Oh Kelly, my heart is aching for you. Your precious, strong, devoted gentleman – it’s so unfair that they have to age so quickly.
He has been my loyal, big sweetheart and stood by my side for over 12 years now, pretecting me with nothing more than his stark beauty and stoic presence.
It’s hard to even consider life without them. Apollo has been your reality for 12 years. What sounds like 12 wonderful years. From that 7 week old little bouncing butterball, the schutzhund work, finding out what his strengths were, the conformation and obedience titles. The long, full life of a protector by your side.
Kelly, there were some very authentic words of wisdom given to me from the remarkably caring folks here. When I questioned the ethics and expressed my difficulty in taking the life of a cherished loved one, they were able to put my torment into perspective at every turn. I now have an entirely new way of looking at this step in the relationship with a spirit that provides unconditional love.
His whole back end sways when he walks and sometimes his back legs just give out and he falls when he is just trying to stand; his back end is atrophied and his back feet are scared and bleed if he walks; He literally chews on his back feet- supposedly from the discomfort???
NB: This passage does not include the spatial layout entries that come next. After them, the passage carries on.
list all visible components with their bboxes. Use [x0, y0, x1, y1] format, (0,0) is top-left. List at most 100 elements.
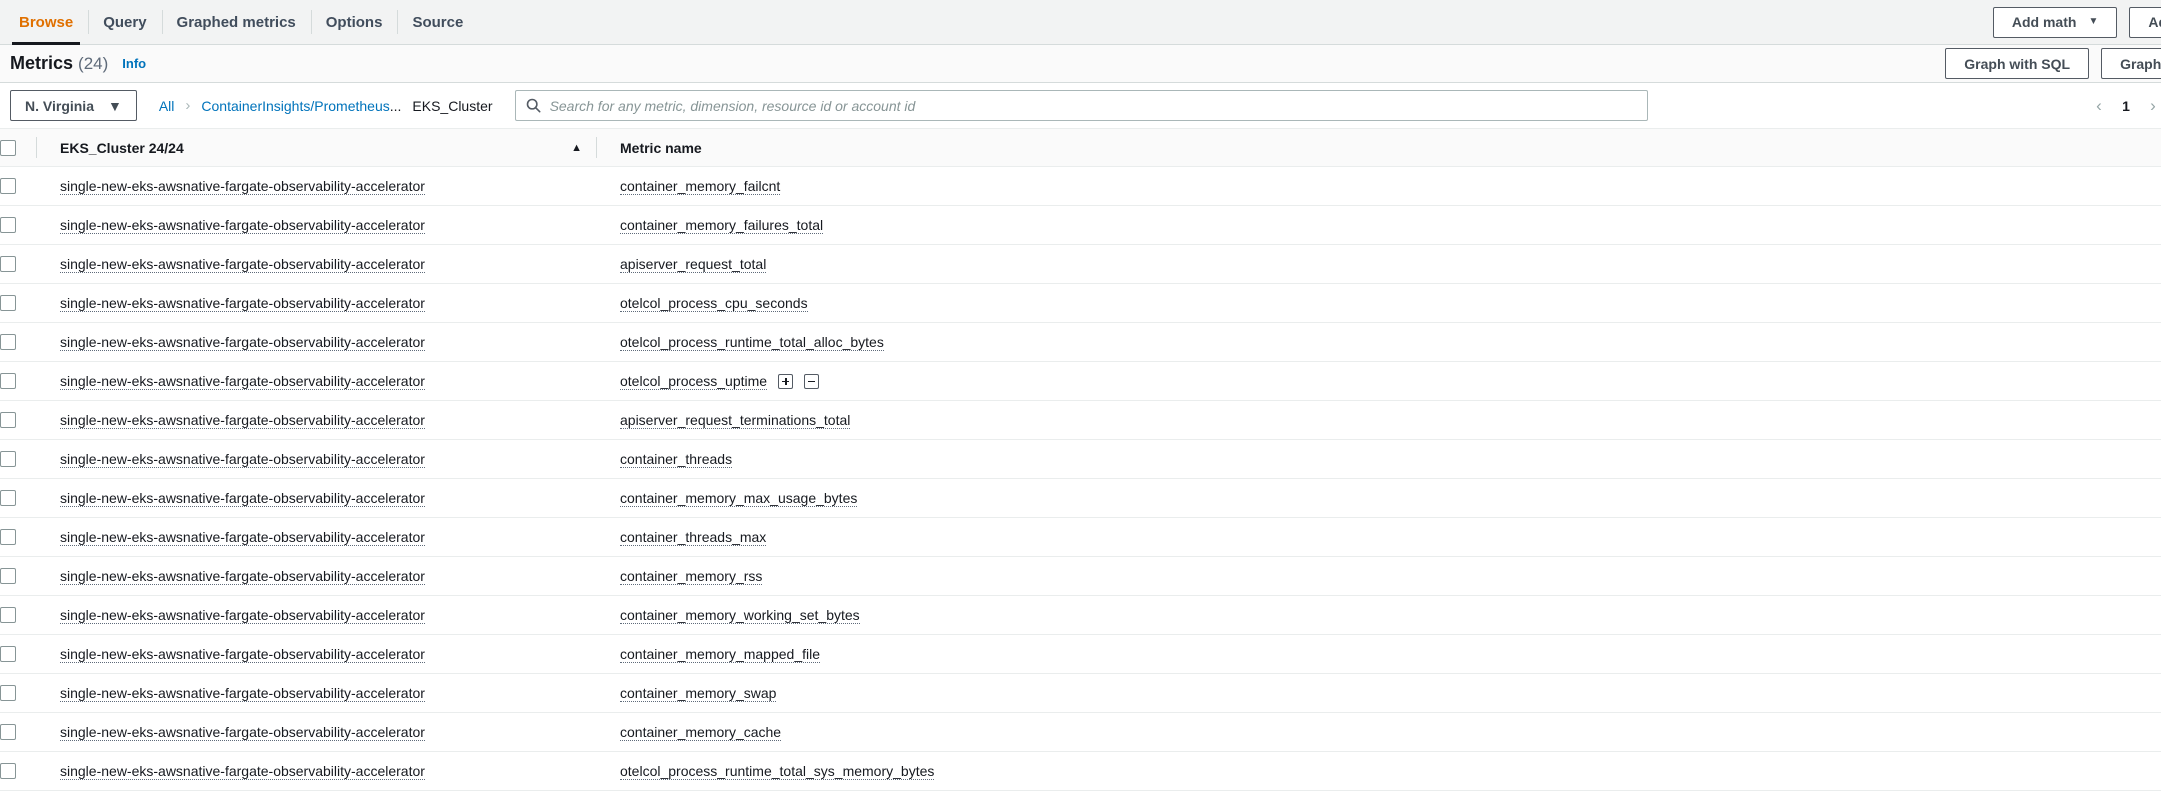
select-all-checkbox[interactable]: [0, 139, 16, 156]
metric-name[interactable]: container_memory_rss: [620, 568, 763, 585]
table-row[interactable]: single-new-eks-awsnative-fargate-observa…: [0, 283, 2161, 323]
cluster-value[interactable]: single-new-eks-awsnative-fargate-observa…: [60, 529, 425, 546]
graph-with-sql-button[interactable]: Graph with SQL: [1945, 48, 2090, 79]
tab-graphed-metrics[interactable]: Graphed metrics: [161, 0, 311, 44]
cluster-value[interactable]: single-new-eks-awsnative-fargate-observa…: [60, 334, 425, 351]
table-row[interactable]: single-new-eks-awsnative-fargate-observa…: [0, 634, 2161, 674]
metric-cell: container_memory_failures_total: [596, 205, 2161, 245]
column-header-metric[interactable]: Metric name: [596, 128, 2161, 167]
metric-name[interactable]: container_threads_max: [620, 529, 767, 546]
metric-name[interactable]: container_memory_cache: [620, 724, 782, 741]
column-header-cluster[interactable]: EKS_Cluster 24/24 ▲: [36, 128, 596, 167]
row-checkbox[interactable]: [0, 217, 16, 233]
cluster-value[interactable]: single-new-eks-awsnative-fargate-observa…: [60, 763, 425, 780]
metric-name[interactable]: container_memory_working_set_bytes: [620, 607, 860, 624]
info-link[interactable]: Info: [122, 56, 146, 71]
row-checkbox[interactable]: [0, 373, 16, 389]
metric-name[interactable]: otelcol_process_cpu_seconds: [620, 295, 808, 312]
row-checkbox[interactable]: [0, 763, 16, 779]
title-row-actions: Graph with SQL Graph sear: [1945, 48, 2161, 79]
table-row[interactable]: single-new-eks-awsnative-fargate-observa…: [0, 322, 2161, 362]
row-select-cell: [0, 673, 36, 713]
tab-query[interactable]: Query: [88, 0, 161, 44]
row-checkbox[interactable]: [0, 334, 16, 350]
remove-from-graph-icon[interactable]: [804, 373, 820, 389]
table-row[interactable]: single-new-eks-awsnative-fargate-observa…: [0, 517, 2161, 557]
metric-name-wrapper: container_threads: [620, 451, 2161, 468]
cluster-value[interactable]: single-new-eks-awsnative-fargate-observa…: [60, 256, 425, 273]
table-row[interactable]: single-new-eks-awsnative-fargate-observa…: [0, 556, 2161, 596]
row-select-cell: [0, 712, 36, 752]
breadcrumb-item-namespace[interactable]: ContainerInsights/Prometheus: [201, 98, 389, 114]
select-all-header: [0, 128, 36, 167]
pagination-previous-icon[interactable]: ‹: [2083, 96, 2115, 116]
region-selector[interactable]: N. Virginia ▼: [10, 90, 137, 121]
table-row[interactable]: single-new-eks-awsnative-fargate-observa…: [0, 595, 2161, 635]
cluster-value[interactable]: single-new-eks-awsnative-fargate-observa…: [60, 412, 425, 429]
table-row[interactable]: single-new-eks-awsnative-fargate-observa…: [0, 244, 2161, 284]
metric-name[interactable]: apiserver_request_total: [620, 256, 767, 273]
cluster-value[interactable]: single-new-eks-awsnative-fargate-observa…: [60, 724, 425, 741]
row-checkbox[interactable]: [0, 451, 16, 467]
metric-name[interactable]: otelcol_process_runtime_total_alloc_byte…: [620, 334, 884, 351]
row-checkbox[interactable]: [0, 529, 16, 545]
search-input[interactable]: Search for any metric, dimension, resour…: [514, 90, 1648, 121]
tab-source[interactable]: Source: [397, 0, 478, 44]
table-row[interactable]: single-new-eks-awsnative-fargate-observa…: [0, 166, 2161, 206]
graph-search-button[interactable]: Graph sear: [2101, 48, 2161, 79]
row-checkbox[interactable]: [0, 490, 16, 506]
cluster-value[interactable]: single-new-eks-awsnative-fargate-observa…: [60, 373, 425, 390]
table-row[interactable]: single-new-eks-awsnative-fargate-observa…: [0, 400, 2161, 440]
metric-name[interactable]: container_memory_mapped_file: [620, 646, 820, 663]
metric-name[interactable]: container_memory_max_usage_bytes: [620, 490, 858, 507]
add-math-button[interactable]: Add math ▼: [1992, 6, 2118, 38]
row-checkbox[interactable]: [0, 607, 16, 623]
pagination-page-1[interactable]: 1: [2115, 98, 2137, 114]
cluster-value[interactable]: single-new-eks-awsnative-fargate-observa…: [60, 607, 425, 624]
cluster-cell: single-new-eks-awsnative-fargate-observa…: [36, 322, 596, 362]
table-row[interactable]: single-new-eks-awsnative-fargate-observa…: [0, 712, 2161, 752]
metric-name-wrapper: otelcol_process_cpu_seconds: [620, 295, 2161, 312]
tab-browse[interactable]: Browse: [4, 0, 88, 45]
cluster-value[interactable]: single-new-eks-awsnative-fargate-observa…: [60, 295, 425, 312]
metric-name[interactable]: apiserver_request_terminations_total: [620, 412, 851, 429]
table-row[interactable]: single-new-eks-awsnative-fargate-observa…: [0, 673, 2161, 713]
breadcrumb-item-all[interactable]: All: [159, 98, 175, 114]
metric-name[interactable]: container_memory_swap: [620, 685, 777, 702]
row-select-cell: [0, 361, 36, 401]
breadcrumb: All › ContainerInsights/Prometheus... EK…: [159, 97, 493, 114]
cluster-value[interactable]: single-new-eks-awsnative-fargate-observa…: [60, 646, 425, 663]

Their bodies grow old and their life becomes more pain than pleasure. Connie told me that she never regretted acting, perhaps a day or two early, but has regretted putting it off. I feel that, for selfish reasons, I did prolong the inevitable. It was painful for him, horrendous for me to watch and made justifying my actions (inactions) that much harder to come to terms with. I deeply regret this and he suffered because of it. We have the ability to alleviate this for them, with a gift, that I so desperately want to believe, makes them whole again.
Im wondering if I just dont want to hear it...cuz I really dont.
I need for him to die with dignity...but how do I know when that is??
I didn’t want to hear it either. He was my dog and he wasn’t going anywhere until I was good and ready. But I was never going to be ready and nothing can ever prepare you for this loss. But we do need to hear it and we need to be open to their communication and we must listen to them.
There isn’t much dignity in an atrophied rear end. Chewing on scarred and bleeding feet can’t be any fun. Your regal, dignified Apollo is now having to police the fun times rather than participating in them.
Edward was like that too. He wanted things quiet in the end. We were a great team, he always told me when the young ones were getting too rambunctious and with his help, we taught them some wonderful manners. They still look to his empty spot on the porch when things get a little too active. It’s only me they hear now, but I know their memory of his constant reminders is still strong as ever.
If you are like me and many of the good people here, this will be one of the hardest decisions you’ll ever have to make. But please make the right one, for the sake of Apollo.